Naar het oordeel van het College heeft verweerster adequaat gehandeld toen de verpleging haar in de nacht van 3 op 4 november meldde dat patiënt onrustig was en een SIT-score van 6 had. Zij heeft een beleid ingezet, dat, gelet op haar bevindingen met patiënt gedurende de daaraan voorafgaande dienst, niet onlogisch was. Zij heeft in redelijkheid kunnen besluiten eerst een patiënt op de SEH, die, zoals door haar onweersproken is aangevoerd, op dat moment ook haar aandacht vroeg, te gaan beoordelen, alvorens patiënt te onderzoeken. Partijen verschillen van mening over het tijdsverloop tussen het telefoontje van de verpleging en het tijdstip waarop verweerster daarna bij patiënt is aangekomen. Uit de hiervoor aangehaalde passage uit het verpleegkundig verslag blijkt dat dit in ieder geval vóór ongeveer 01.00 uur moet zijn geweest. Niet gebleken is dat verweerster nadat zij de desbetreffende patiënt op de SEH had beoordeeld, onnodig heeft getalmd met naar patiënt te gaan.
5.5 Eenmaal bij patiënt aangekomen heeft verweerster adequaat gehandeld door haar supervisor te bellen en de instructies van haar supervisor op te volgen. Naar het oordeel van het College heeft verweerster, op grond van haar bevindingen met betrekking tot patiënt op dat moment, zoals die uit de hiervoor aangehaalde passage in het medisch dossier blijken, en het advies van haar supervisor, in redelijkheid kunnen besluiten nogmaals een patiënt op de SEH te gaan beoordelen.
5.6 Partijen verschillen eveneens over het tijdsverloop tussen dit en het volgende bezoek aan patiënt. Uit de hiervoor aangehaalde passage in het verpleegkundig verslag blijkt dat dit in ieder geval vóór ongeveer 03.00 uur moet zijn geweest. In het midden kan blijven hoe laat verweerster precies gearriveerd is, nu niet gebleken is dat zij, nadat zij ten tweede male een patiënt op de SEH had beoordeeld, onnodig getalmd heeft met het afleggen van een volgend bezoek aan patiënt. Eenmaal aangekomen bij patiënt heeft verweerster, gelet op de toestand van patiënt, juist gehandeld, door de reanimatie op te starten, het SIT-team op te roepen en haar supervisor te bellen.

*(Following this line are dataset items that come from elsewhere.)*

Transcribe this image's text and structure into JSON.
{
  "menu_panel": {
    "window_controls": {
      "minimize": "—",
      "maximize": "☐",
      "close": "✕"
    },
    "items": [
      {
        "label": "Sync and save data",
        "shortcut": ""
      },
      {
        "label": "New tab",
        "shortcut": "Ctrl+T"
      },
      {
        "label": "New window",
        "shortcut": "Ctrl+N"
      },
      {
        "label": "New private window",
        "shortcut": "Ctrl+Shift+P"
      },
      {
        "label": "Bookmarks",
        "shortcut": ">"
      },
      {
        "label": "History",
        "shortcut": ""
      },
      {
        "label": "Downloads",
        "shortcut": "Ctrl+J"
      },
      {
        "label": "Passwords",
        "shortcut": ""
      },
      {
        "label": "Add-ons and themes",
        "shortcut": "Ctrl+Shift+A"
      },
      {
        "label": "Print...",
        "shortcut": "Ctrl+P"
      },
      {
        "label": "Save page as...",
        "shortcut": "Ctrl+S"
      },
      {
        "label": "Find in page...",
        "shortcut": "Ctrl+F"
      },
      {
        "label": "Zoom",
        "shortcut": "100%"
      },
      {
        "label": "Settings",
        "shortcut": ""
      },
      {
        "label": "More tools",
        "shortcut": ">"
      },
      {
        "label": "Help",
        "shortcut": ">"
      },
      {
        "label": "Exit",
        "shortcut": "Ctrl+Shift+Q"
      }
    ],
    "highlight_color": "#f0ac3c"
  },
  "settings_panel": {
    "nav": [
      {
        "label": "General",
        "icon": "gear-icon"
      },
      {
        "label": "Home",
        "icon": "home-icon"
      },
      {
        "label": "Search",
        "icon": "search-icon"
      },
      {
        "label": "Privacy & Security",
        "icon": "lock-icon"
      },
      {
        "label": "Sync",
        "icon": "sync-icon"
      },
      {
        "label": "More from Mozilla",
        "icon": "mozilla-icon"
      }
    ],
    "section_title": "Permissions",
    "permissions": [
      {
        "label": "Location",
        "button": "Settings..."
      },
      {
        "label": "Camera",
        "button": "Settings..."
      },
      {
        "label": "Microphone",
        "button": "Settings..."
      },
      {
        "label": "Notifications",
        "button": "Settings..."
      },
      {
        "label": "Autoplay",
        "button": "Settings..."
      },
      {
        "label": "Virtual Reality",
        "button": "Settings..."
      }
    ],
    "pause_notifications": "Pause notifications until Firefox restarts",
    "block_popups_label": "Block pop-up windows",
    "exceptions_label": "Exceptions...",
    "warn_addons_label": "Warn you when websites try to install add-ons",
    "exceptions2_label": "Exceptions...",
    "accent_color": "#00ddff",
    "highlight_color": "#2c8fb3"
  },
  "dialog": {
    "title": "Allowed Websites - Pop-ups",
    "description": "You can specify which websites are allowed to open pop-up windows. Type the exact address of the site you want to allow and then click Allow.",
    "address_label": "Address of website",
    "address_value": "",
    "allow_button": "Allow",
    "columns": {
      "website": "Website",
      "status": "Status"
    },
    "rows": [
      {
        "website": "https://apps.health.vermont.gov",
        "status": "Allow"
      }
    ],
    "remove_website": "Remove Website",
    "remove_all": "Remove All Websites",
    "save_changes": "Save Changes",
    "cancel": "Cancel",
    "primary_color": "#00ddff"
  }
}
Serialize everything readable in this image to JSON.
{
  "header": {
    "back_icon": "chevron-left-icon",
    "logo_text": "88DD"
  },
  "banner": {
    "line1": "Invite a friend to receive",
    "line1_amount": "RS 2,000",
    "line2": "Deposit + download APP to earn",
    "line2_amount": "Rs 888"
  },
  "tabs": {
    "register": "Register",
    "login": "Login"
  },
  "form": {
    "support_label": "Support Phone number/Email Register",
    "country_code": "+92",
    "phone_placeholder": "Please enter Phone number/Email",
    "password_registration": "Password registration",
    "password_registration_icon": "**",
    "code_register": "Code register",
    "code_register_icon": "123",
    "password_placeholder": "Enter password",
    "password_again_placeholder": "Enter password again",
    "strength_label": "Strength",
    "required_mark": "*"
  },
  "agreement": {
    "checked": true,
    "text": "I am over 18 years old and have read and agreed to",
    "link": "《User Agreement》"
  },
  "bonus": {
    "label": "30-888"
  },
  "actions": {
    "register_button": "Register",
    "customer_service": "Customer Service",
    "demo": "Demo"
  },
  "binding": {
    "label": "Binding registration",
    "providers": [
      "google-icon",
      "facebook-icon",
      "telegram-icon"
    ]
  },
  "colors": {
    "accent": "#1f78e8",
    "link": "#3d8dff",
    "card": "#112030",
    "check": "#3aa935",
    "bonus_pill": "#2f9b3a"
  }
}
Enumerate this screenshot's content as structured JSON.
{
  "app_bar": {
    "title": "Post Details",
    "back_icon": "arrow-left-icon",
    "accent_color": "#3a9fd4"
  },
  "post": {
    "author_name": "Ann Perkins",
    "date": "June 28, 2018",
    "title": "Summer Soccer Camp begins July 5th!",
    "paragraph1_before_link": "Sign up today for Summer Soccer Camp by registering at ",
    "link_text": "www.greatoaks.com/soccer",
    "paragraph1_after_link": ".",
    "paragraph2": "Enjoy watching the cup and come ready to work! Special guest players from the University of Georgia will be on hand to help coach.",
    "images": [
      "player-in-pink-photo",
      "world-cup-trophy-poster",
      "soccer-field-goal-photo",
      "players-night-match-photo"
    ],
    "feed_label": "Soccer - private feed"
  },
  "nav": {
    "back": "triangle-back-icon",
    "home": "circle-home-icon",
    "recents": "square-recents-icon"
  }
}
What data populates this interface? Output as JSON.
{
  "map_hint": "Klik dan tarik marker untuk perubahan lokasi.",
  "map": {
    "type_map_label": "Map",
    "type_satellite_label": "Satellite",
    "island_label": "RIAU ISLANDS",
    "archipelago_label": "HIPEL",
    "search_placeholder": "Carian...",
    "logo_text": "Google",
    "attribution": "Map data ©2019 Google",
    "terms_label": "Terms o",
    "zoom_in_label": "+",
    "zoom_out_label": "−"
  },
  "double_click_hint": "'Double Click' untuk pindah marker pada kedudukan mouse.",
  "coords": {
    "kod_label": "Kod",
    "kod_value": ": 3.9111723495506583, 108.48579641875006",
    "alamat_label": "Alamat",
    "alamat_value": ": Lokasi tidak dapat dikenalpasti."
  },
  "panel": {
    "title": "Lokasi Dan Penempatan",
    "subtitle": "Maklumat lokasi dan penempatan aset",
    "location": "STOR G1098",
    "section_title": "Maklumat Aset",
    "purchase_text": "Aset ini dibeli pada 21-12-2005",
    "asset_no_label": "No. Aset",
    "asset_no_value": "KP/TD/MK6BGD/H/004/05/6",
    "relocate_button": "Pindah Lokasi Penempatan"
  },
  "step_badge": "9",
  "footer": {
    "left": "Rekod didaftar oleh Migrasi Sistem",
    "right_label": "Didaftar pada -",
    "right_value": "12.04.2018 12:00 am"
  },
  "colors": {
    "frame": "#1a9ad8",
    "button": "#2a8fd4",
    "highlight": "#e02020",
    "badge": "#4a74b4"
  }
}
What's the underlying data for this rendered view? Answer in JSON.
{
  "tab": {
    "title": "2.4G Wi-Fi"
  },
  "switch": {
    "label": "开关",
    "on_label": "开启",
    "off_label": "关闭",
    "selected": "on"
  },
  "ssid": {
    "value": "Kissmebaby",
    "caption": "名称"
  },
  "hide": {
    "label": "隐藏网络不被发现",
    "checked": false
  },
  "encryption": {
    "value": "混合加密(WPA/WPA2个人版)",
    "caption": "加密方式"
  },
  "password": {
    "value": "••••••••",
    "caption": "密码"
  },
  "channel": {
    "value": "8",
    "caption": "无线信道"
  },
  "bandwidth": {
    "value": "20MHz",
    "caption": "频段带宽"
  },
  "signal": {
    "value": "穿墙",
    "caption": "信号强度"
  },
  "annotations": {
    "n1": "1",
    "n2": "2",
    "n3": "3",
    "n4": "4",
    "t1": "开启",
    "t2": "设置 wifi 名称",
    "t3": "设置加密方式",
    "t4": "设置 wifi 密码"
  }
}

Dit onderdeel van de klacht is derhalve eveneens ongegrond.
5.7 De conclusie is dat verweerster met betrekking tot de klacht geen verwijt zoals bedoeld in artikel 47, eerste lid, van de Wet op de beroepen in de individuele gezondheidszorg kan worden gemaakt. De klacht zal dan ook als ongegrond worden afgewezen.
6. De beslissing
Het Regionaal Tuchtcollege voor de Gezondheidszorg te Den Haag beslist als volgt:
wijst de klacht af.
Deze beslissing is gegeven door mr. L.J. Sarlemijn, voorzitter, mr. H. Uhlenbroek, lid-jurist, dr. G.J. Dogterom, prof. dr. J.F. Hamming en dr. E.A. Dubois, leden-artsen, bijgestaan door mr. R.C. Kruit, secretaris en uitgesproken in het openbaar op 31 januari 2017.
voorzitter secretaris
Tegen deze beslissing kan binnen zes weken na de dag van verzending van het afschrift ervan schriftelijk hoger beroep worden ingesteld bij het Centrale Tuchtcollege voor de Gezondheidszorg door:
a. de klager en/of klaagster, voor zover de klacht is afgewezen, of voor zover hij/zij niet-ontvankelijk is verklaard;
b. degene over wie is geklaagd;
c. de hoofdinspecteur of de regionale inspecteur van het Staatstoezicht op de volksgezondheid, wie de aangelegenheid uit hoofde van de hem toevertrouwde belangen aangaat.
Het tot het Centrale Tuchtcollege voor de Gezondheidszorg gerichte beroepschrift wordt ingezonden bij de secretaris van het Regionaal Tuchtcollege voor de Gezondheidszorg te
Den Haag, door wie het binnen de beroepstermijn moet zijn ontvangen.